The build agents that handle the Life at Articulate site deployment Jenkins job needed to be attached to an IAM role. That IAM role needed enough permissions for it to delete/upload files to the S3 bucket, and some other permissions that the gulp module required. The minimum S3 Action permissions needed for the gulp publish job were:

"Action": [

"s3:AbortMultipartUpload",

"s3:DeleteObject",

"s3:GetObject",

"s3:GetObjectAcl",

"s3:ListBucket",

"s3:ListMultipartUploadParts",

"s3:PutObject",

"s3:PutObjectAcl"

],

Once that was set, gulp publish was able to do its thing.

Our simple setup had a few gotchas, but in the end it’s turned out to be great. We’ve already decided to use this setup in other small projects.

What We Learned

So, what’d we learn? What can you take away from this blog post and apply to the production of your own static site?
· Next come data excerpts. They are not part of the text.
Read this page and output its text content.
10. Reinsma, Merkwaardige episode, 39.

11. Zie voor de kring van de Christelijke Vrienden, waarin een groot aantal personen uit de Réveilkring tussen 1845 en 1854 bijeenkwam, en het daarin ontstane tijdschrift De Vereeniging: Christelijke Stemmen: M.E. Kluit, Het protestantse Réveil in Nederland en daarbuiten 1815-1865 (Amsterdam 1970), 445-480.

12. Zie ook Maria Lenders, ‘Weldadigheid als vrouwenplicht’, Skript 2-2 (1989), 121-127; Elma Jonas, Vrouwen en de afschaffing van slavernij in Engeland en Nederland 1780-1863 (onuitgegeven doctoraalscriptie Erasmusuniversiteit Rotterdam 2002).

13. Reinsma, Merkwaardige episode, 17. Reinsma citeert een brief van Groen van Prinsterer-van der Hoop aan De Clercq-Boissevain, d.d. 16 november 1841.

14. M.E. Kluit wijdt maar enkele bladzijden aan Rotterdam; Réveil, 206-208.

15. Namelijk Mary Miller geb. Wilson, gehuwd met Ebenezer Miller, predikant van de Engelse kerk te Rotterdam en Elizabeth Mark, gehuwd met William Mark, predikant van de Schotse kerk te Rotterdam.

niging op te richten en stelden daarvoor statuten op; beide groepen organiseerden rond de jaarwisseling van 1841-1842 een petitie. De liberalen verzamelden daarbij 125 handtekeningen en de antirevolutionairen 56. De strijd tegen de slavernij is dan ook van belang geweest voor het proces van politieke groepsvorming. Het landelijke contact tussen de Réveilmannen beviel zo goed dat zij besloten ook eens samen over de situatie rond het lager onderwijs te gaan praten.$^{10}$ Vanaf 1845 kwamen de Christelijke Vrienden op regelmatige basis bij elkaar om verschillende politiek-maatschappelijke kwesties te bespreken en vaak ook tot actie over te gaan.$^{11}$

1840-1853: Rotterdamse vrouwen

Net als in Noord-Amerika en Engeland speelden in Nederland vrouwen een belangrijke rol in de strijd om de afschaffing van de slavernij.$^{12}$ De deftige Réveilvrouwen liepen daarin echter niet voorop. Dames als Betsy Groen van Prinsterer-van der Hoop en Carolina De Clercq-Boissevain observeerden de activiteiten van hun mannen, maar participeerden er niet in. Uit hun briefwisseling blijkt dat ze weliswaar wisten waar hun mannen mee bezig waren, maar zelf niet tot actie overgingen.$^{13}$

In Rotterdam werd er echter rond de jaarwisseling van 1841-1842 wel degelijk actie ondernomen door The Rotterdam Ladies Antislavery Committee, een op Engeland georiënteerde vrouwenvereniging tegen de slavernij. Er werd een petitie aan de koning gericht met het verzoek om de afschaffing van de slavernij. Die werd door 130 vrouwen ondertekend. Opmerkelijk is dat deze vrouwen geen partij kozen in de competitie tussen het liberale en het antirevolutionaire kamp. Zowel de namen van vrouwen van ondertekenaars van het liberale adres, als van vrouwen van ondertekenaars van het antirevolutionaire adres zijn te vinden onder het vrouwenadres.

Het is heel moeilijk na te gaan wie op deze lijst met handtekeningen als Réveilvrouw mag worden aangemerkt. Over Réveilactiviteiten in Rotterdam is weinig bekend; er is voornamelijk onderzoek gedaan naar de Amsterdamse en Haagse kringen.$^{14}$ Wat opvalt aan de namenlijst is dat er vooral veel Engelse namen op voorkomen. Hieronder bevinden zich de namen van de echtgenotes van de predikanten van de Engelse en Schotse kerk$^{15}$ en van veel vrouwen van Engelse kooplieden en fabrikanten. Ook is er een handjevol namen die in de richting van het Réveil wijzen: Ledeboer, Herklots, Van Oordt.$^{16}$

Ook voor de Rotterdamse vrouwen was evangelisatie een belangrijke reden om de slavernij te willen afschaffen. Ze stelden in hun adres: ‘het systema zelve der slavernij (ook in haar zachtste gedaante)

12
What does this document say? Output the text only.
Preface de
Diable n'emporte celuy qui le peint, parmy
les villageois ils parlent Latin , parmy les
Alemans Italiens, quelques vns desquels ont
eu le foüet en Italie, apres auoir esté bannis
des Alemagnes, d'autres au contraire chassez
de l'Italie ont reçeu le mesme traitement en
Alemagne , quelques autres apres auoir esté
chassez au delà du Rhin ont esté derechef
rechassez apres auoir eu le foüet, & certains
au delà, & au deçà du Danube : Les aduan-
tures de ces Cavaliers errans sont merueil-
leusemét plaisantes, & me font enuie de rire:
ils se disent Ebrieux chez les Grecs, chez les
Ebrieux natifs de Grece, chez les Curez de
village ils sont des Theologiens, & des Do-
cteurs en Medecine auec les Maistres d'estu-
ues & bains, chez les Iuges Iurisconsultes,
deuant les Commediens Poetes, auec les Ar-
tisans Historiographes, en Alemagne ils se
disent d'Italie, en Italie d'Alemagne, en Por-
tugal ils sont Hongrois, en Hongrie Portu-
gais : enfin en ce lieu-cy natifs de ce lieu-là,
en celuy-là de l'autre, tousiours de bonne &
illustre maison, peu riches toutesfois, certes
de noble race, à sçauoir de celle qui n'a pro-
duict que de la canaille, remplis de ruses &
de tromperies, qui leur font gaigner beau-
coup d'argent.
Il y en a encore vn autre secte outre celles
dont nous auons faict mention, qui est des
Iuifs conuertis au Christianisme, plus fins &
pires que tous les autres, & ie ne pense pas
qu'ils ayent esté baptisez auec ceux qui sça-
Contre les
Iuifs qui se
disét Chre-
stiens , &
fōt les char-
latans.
In summary, there were four main issues that we had to overcome to get the Life at Articulate site up and running. Here’s how we fixed them:

Problem Solution
1. Working with modern tools without a bloated framework We implemented gulp scripts.
2. Getting the S3 cache to update as soon as we deployed new content We made sure the headers were forwarded to origin. Doing this allowed for the default behavior that was set in the S3 bucket’s settings to trickle down into the Cloudfront distro.
3. index.html rendering on root and subdirectories We set a custom origin against the static site’s endpoint (S3 change and Cloudfront change).
4. Making sure we had automated builds We created a Jenkins script that’s activated by our Slackbot, Botzo.

 

We hope these insights and lessons learned throughout our process are helpful. We really believe in providing developers with the tools they need to get the job done themselves as much as possible, and this project allowed us to explore and develop some new tools. It’s a great example of how Articulate’s focus on empowerment and autonomy can help developers get work done efficiently.